Simulating Opinion Dynamics with Networks of LLM-based Agents

TL;DR

This work investigates how to simulate human opinion dynamics using populations of large language model (LLM) agents, contrasting their capabilities with traditional agent-based models. It reveals an intrinsic bias in LLMs toward accurate, ground-truth information, which drives consensus aligned with scientific reality, and shows that prompting for confirmation bias can induce opinion fragmentation similar to ABM results. The study implements a dyadic interaction framework where agents maintain persona-driven memories and update beliefs through natural-language exchanges, across 15 topics and two memory schemes, evaluating framing and bias effects with Bias and Diversity metrics. While promising for capturing nuanced linguistic interactions, the findings also highlight limitations in reproducing diverse, fact-resistant viewpoints and underline the need for further tuning of LLMs with real-world discourse and more realistic network structures.

Abstract

Accurately simulating human opinion dynamics is crucial for understanding a variety of societal phenomena, including polarization and the spread of misinformation. However, the agent-based models (ABMs) commonly used for such simulations often over-simplify human behavior. We propose a new approach to simulating opinion dynamics based on populations of Large Language Models (LLMs). Our findings reveal a strong inherent bias in LLM agents towards producing accurate information, leading simulated agents to consensus in line with scientific reality. This bias limits their utility for understanding resistance to consensus views on issues like climate change. After inducing confirmation bias through prompt engineering, however, we observed opinion fragmentation in line with existing agent-based modeling and opinion dynamics research. These insights highlight the promise and limitations of LLM agents in this domain and suggest a path forward: refining LLMs with real-world discourse to better simulate the evolution of human beliefs.

Figures (6)

• Figure 1: Contrast between LLM generative agents and classic Agent-Based Models (ABMs).

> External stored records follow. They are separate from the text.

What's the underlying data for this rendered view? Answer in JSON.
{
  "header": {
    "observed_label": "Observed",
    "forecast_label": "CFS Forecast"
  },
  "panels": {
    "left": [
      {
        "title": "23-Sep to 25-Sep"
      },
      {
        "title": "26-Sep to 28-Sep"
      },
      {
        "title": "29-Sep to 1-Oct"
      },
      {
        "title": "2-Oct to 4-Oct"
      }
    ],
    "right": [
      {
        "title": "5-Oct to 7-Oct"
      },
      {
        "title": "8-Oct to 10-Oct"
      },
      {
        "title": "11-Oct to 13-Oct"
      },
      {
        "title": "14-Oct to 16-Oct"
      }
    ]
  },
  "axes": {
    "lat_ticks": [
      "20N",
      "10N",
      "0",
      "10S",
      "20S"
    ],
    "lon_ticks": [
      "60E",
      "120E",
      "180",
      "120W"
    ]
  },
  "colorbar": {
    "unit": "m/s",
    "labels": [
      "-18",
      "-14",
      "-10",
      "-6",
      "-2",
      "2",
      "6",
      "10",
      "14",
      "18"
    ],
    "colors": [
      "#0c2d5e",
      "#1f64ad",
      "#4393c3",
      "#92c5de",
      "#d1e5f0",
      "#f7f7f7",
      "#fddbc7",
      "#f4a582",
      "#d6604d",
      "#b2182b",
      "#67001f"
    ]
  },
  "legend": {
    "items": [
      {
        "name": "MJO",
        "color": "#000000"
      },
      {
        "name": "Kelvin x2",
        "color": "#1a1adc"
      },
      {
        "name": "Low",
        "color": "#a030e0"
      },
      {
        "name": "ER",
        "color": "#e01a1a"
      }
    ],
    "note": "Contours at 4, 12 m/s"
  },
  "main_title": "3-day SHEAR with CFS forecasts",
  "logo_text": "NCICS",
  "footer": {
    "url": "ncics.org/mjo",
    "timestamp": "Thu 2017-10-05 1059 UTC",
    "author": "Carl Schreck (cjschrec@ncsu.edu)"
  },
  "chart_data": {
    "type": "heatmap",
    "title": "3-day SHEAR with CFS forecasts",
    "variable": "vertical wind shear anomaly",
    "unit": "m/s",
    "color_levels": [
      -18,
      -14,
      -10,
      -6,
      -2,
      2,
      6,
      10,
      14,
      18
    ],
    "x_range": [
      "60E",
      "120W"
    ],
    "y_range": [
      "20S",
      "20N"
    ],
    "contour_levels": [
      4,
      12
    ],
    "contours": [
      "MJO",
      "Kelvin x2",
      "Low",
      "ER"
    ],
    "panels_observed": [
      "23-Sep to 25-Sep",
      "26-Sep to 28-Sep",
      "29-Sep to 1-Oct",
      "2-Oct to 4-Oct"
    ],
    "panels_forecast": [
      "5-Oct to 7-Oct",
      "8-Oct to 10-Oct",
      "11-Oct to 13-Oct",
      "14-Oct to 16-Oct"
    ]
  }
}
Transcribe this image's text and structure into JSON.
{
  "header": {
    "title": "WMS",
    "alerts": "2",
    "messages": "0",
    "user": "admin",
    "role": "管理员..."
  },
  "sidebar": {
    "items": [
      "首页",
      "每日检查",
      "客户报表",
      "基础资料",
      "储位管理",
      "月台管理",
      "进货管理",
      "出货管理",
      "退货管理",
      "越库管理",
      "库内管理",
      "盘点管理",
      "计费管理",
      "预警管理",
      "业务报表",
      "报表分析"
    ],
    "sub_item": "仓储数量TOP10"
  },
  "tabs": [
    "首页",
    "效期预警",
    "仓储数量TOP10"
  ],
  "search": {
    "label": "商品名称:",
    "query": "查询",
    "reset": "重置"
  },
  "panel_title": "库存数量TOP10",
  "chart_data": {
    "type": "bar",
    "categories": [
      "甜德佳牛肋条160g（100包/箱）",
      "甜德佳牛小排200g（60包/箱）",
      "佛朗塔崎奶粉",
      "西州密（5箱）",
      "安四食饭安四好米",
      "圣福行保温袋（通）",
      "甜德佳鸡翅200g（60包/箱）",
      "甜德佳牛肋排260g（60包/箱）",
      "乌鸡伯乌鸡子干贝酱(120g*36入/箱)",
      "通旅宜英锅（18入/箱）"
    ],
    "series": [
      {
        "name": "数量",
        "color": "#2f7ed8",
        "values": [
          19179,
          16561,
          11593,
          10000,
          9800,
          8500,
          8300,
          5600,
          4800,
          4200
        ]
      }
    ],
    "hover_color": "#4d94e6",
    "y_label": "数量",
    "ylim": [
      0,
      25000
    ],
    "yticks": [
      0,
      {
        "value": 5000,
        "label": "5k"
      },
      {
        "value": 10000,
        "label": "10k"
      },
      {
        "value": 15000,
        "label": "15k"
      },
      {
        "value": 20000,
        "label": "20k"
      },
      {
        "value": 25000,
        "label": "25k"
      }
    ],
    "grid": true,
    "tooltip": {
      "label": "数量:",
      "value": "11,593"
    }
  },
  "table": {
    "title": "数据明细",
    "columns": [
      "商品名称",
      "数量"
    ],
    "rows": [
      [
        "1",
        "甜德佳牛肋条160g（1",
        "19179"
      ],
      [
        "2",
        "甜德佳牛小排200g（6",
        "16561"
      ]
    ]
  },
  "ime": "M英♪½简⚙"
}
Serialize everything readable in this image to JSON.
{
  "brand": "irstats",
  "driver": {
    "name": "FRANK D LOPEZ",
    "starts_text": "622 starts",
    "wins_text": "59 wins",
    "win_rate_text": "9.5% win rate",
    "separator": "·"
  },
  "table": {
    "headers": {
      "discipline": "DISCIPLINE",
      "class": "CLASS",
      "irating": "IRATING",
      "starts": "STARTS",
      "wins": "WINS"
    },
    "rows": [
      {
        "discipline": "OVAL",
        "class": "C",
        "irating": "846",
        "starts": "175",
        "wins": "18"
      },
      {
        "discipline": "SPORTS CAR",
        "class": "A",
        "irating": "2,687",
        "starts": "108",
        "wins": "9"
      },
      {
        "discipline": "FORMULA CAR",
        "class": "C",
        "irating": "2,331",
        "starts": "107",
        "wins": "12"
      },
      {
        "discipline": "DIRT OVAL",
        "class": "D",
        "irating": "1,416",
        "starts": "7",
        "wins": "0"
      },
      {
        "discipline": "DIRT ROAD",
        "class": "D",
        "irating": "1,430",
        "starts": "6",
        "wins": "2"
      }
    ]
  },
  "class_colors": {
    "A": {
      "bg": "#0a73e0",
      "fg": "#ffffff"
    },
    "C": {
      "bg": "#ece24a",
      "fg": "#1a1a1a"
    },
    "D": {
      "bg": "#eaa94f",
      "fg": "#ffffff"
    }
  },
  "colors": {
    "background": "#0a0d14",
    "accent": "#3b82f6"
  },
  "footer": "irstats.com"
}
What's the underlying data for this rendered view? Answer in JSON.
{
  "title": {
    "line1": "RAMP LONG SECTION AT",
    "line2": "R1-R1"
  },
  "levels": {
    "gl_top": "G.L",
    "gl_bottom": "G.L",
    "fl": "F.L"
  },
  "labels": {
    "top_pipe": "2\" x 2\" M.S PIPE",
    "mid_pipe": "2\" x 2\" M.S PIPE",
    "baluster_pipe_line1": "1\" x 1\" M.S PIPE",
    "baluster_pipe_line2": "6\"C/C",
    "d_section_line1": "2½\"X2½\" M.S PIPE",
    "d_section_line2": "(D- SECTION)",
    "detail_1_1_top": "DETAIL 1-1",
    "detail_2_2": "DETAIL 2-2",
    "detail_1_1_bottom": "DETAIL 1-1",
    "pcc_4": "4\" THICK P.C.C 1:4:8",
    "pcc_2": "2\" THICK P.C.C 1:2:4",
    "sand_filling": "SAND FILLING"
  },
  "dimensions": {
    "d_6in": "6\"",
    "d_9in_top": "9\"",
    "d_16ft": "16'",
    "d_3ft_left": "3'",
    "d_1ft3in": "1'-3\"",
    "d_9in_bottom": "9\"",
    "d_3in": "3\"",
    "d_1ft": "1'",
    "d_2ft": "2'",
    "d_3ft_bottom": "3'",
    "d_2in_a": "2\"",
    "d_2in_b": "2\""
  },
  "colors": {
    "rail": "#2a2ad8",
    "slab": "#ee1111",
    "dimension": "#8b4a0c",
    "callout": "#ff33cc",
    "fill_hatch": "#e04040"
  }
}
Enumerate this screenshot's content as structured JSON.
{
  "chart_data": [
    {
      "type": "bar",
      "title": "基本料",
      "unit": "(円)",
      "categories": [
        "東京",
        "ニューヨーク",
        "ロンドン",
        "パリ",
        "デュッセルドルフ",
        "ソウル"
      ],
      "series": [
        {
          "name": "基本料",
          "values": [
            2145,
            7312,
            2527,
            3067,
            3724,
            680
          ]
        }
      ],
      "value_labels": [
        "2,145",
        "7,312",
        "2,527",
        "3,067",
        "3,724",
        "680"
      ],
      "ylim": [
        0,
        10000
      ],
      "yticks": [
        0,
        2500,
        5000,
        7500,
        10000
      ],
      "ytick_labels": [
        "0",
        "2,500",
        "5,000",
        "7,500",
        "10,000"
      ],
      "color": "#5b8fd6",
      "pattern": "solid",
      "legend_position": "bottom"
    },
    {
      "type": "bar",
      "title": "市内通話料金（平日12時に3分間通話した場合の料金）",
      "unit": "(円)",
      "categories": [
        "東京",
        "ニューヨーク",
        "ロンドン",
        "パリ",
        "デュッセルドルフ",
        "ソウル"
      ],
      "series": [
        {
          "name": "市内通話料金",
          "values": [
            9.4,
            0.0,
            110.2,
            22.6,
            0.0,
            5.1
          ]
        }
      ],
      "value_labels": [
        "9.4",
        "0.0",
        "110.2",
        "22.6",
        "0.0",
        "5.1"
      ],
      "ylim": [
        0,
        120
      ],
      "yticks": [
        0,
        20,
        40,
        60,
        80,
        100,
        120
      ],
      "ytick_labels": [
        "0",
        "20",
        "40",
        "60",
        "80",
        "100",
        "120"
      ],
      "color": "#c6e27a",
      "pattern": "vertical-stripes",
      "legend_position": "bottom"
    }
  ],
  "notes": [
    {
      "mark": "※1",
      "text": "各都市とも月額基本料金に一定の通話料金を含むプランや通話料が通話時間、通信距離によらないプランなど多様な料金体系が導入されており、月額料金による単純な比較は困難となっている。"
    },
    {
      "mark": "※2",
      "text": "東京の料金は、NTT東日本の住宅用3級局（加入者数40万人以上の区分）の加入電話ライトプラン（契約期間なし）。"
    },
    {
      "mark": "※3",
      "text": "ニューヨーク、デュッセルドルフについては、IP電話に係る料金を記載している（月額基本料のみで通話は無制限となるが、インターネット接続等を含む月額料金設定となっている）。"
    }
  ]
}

While both can simulate opinion dynamics, LLM generative agents use natural language for input ($x_{input}$) and output ($x_{output}$), maintain beliefs ($m^t$), and employ transformer-based LLM for belief updating. In contrast, classic ABMs use numerical values for input and output, maintain beliefs ($o^t$), and use hand-crafted equations for belief updating.
• Figure 2: (a) Schematic of the LLM agent network designed to simulate opinion dynamics across various topics, including global warming as a potential conspiracy. The network consists of agents, each role-playing a unique persona, with initial beliefs spanning acceptance, rejection, and neutrality regarding claims with known scientific consensus. Through the iterative cycles of writing and sharing tweets within their network connections, these agents' opinions evolve due to social influence. (b) An agent's memory $m_{i}^{t}$, including (1) initial persona, (2) optional closed-world restriction, (3) optional cognitive bias, and (4) historical events up to time $t$. Memory can be either cumulative (left) or reflective (right).
• Figure 3: Experimental setup for simulating opinion dynamics in agent interactions. At each time step $t$, agent $a_i$ writes a tweet $x_{i}^{t}$, which is subsequently presented to agent $a_j$. The agent $a_j$ then reports their thought $r_{j}^{t}$, which is processed by a classifier to yield a numerical opinion $o_{j}^{t}$. Both agents update their respective memory modules, $m_{i}^{t}$ and $m_{j}^{t}$, after writing or reviewing a tweet, which informs their future behaviors.
• Figure 4: Opinion trajectories $\langle o_i \rangle$ of LLM agents and the final opinion distribution $F_{o}^{T}$ on the topic of Global Warming. Panels (a) and (b) display the impact of cognitive biases under (a) false and (b) true framing conditions, respectively. Each row represents a different level of confirmation bias: no confirmation bias (top row), weak confirmation bias (middle row), and strong confirmation bias (bottom row). Panels (c) and (d) serve as baselines, with (c) being role-playing but with no interaction, and (d) being no role-playing and no interaction, respectively. The color of each line plot corresponds to the agent's initial opinion $o_i^{t=0}$: dark blue (+2), light blue (+1), grey (0), light red (-1), and dark red (-2), corresponding to opinions ranging from strongly agree to strongly disagree. The LLM agents in this figure use cumulative memory.
• Figure 5: Varying initial opinion distribution $F_{o}^T$ for the global warming debate. (a) All agents start with a strongly positive opinion. (b) $8$ agents start with a strongly positive opinion while $2$ with a strongly negative opinion (c) $8$ agents start with a strongly negative opinion while $2$ with a strongly positive opinion. (d) All agents start with a strongly negative opinion. The color of each line plot corresponds to the agent's initial opinion $o_i^{t=0}$: dark blue (+2), light blue (+1), grey (0), light red (-1), and dark red (-2), corresponding to opinions ranging from strongly agree to strongly disagree. The LLM agents in this figure use cumulative memory.